L’article 49 septies G de l’annexe III au même code précise que les techniciens « sont les personnels travaillant en étroite collaboration avec les chercheurs, pour assurer le soutien technique indispensable aux travaux de recherche et de développement expérimental […] ».

Par conséquent, peuvent être qualifiés de techniciens de recherche les salariés qui travaillent sous la supervision de chercheurs et sur des opérations nécessaires aux travaux de recherche ou de développement expérimental éligibles au CIR.

La Cour examine l’éligibilité des salariés en question au cas par cas :

  • Mme B

Mme B est titulaire d’un master 2 en Marketing des technologies de l’information et de la communication.

Elle exerce le poste de cheffe de projet placée sous l’autorité du directeur de projet. La Cour juge, sur la base de la fiche de poste et du contrat de travail que ses fonctions de cheffe de projet ne sont pas directement liées aux opérations de R&D mais se concentrent sur la coordination de projet et les relations clients. Le descriptif du travail réalisé par cette personne fait état de gestion de projets.

Elle n’est donc pas éligible, selon les juges, au CIR en tant que technicienne de recherche.

  • M.G, M.D et M.E

Ces trois salariés exercent des fonctions de développeursplacés sous l’autorité du responsable de production.

La Cour reconnaît qu’à ce titre, leurs fonctions peuvent inclure des tâches de soutien technique pour la R&D, telles que le codage et la programmation, en assistance aux chercheurs.
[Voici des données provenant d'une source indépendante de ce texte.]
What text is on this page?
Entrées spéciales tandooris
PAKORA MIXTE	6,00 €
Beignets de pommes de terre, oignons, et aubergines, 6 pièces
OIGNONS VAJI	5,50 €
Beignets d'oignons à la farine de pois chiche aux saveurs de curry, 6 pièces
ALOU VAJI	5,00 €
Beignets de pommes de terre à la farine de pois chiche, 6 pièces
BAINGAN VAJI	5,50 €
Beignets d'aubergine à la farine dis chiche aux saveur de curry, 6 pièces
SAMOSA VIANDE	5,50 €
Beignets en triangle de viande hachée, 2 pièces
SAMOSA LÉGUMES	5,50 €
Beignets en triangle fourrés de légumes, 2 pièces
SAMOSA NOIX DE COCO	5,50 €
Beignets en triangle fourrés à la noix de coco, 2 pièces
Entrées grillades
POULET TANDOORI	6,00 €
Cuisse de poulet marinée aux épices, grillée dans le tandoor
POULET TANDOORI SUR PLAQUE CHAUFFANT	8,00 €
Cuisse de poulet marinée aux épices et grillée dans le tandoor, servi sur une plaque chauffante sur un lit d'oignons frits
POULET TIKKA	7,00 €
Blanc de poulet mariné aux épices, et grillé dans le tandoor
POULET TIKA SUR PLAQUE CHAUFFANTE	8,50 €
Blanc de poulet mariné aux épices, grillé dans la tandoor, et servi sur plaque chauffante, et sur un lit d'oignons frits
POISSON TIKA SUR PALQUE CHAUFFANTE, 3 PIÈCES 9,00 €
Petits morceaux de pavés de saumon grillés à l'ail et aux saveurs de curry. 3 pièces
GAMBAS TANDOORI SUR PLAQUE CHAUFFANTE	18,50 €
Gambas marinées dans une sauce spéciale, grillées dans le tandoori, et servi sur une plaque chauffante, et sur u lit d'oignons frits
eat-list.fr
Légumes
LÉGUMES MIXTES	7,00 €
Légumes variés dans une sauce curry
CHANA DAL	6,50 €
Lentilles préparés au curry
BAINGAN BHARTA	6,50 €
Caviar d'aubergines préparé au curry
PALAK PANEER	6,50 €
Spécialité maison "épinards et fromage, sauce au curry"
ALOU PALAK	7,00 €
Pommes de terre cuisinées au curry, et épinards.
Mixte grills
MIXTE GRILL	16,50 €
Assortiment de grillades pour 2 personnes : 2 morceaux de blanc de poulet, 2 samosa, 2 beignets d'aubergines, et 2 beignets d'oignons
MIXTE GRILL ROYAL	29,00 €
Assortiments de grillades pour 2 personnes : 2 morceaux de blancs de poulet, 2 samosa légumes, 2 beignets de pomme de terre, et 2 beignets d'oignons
Toutefois, ils peuvent également se voir confier des missions en dehors de toute phase de R&D expérimentale, telles que l’adaptation auprès des clients de l’entreprise de solutions techniques existantes.

Or la Cour juge que les fiches de poste et contrats de travail produits par la société sont rédigés en des termes trop généraux pour établir que des missions de participation à des travaux de R&D sous la supervision des chercheurs leur seraient effectivement confiées.
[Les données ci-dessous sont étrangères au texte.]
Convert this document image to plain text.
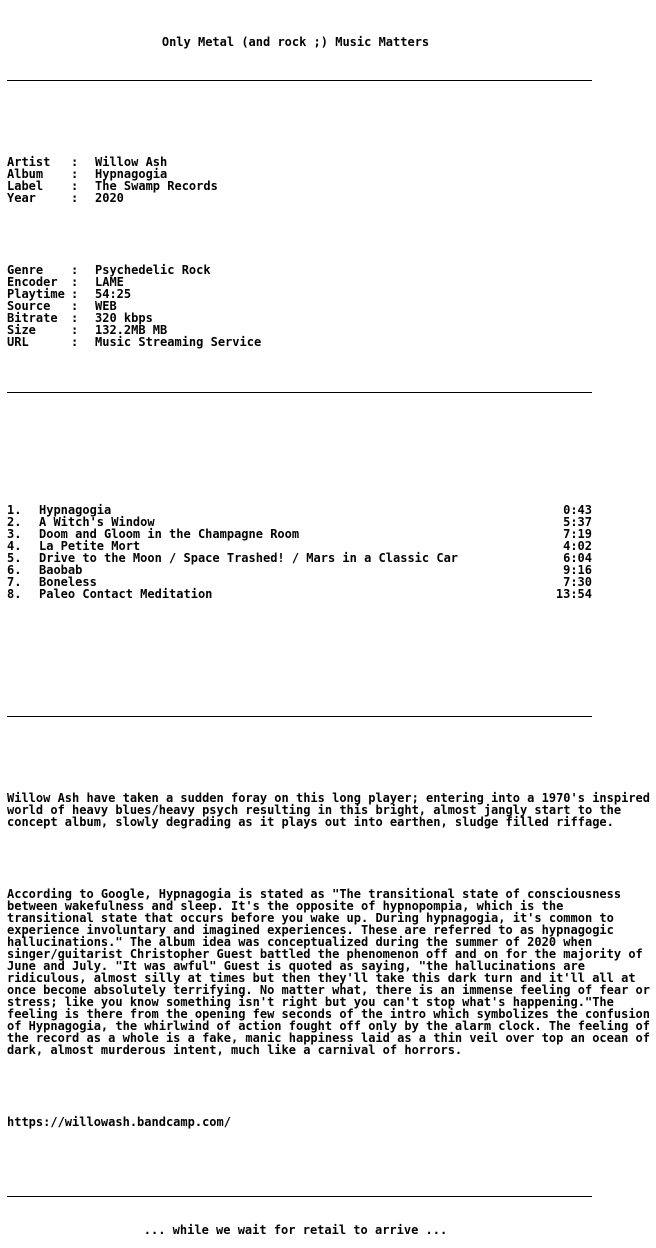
Only Metal (and rock ;) Music Matters

Artist	:	Willow Ash
Album	:	Hypnagogia
Label	:	The Swamp Records
Year	:	2020

Genre	:	Psychedelic Rock
Encoder	:	LAME
Playtime :	54:25
Source	:	WEB
Bitrate	:	320 kbps
Size	:	132.2MB MB
URL	:	Music Streaming Service

1.	Hypnagogia	0:43
2.	A Witch's Window	5:37
3.	Doom and Gloom in the Champagne Room	7:19
4.	La Petite Mort	4:02
5.	Drive to the Moon / Space Trashed! / Mars in a Classic Car	6:04
6.	Baobab	9:16
7.	Boneless	7:30
8.	Paleo Contact Meditation	13:54

Willow Ash have taken a sudden foray on this long player; entering into a 1970's inspired world of heavy blues/heavy psych resulting in this bright, almost jangly start to the concept album, slowly degrading as it plays out into earthen, sludge filled riffage.

According to Google, Hypnagogia is stated as "The transitional state of consciousness between wakefulness and sleep. It's the opposite of hypnopompia, which is the transitional state that occurs before you wake up. During hypnagogia, it's common to experience involuntary and imagined experiences. These are referred to as hypnagogic hallucinations." The album idea was conceptualized during the summer of 2020 when singer/guitarist Christopher Guest battled the phenomenon off and on for the majority of June and July. "It was awful" Guest is quoted as saying, "the hallucinations are ridiculous, almost silly at times but then they'll take this dark turn and it'll all at once become absolutely terrifying. No matter what, there is an immense feeling of fear or stress; like you know something isn't right but you can't stop what's happening."The feeling is there from the opening few seconds of the intro which symbolizes the confusion of Hypnagogia, the whirlwind of action fought off only by the alarm clock. The feeling of the record as a whole is a fake, manic happiness laid as a thin veil over top an ocean of dark, almost murderous intent, much like a carnival of horrors.

https://willowash.bandcamp.com/

... while we wait for retail to arrive ...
Ces derniers révèlent au contraire des missions que la Cour considère comme non éligibles :

–    Encadrement d’une équipe de développeurs ;

–    Développement technique d’un projet ;

–    Adaptation de solutions techniques existantes.

En résumé, la Cour rejette la demande de restitution du CIR pour ces salariés, car leur participation à des travaux de R&D expérimental n’a pas été démontrée de manière satisfaisante au regard de la diversité des missions possibles d’un développeur.

Enfin, il est intéressant de noter que les trois développeurs sont placés sous l’autorité du responsable de production. Cela soulève la question de savoir si leur travail est principalement lié à la production plutôt qu’à la recherche, ce qui pourrait également avoir influencé la décision de la Cour quant à leur éligibilité au CIR.

Cette affaire met en avant le caractère délicat de la valorisation des développeurs au titre du CIR.

La jurisprudence n’est en effet pas constante à ce sujet. La CAA de Paris a, par exemple, rendu un jugement récent dans lequel elle considère qu’un « développeur recherche » peut être assimilé à un ingénieur (CAA de PARIS, 06 mars 2024, Scality, 22PA03217). Au contraire, ici, la CAA de Toulouse rejette la qualification des développeurs en tant que techniciens de recherche.

Cette instabilité est liée à la diversité des missions qui peuvent être confiées à des développeurs.

Une grande importance doit être accordée aux documents justificatifs de leur participation réelle aux travaux de R&D éligibles.

La rédaction des fiches de postes est donc essentielle. L’utilisation de termes généraux tels que « technique » peut ne pas être suffisante pour établir leur participation à des opérations de R&D expérimentale, surtout lorsqu’ils sont associés à d’autres termes comme « adaptation ».

Cela met en évidence la nécessité pour les entreprises de fournir des descriptions détaillées des responsabilités et des tâches des salariés impliqués dans des activités de recherche et développement.

Les juges exigent des preuves tangibles de leur participation directe et exclusive à des opérations de R&D valorisées pour le CIR. Même une légère ambiguïté dans les documents fournis par l’entreprise peut entraîner des doutes quant à l’éligibilité des salariés.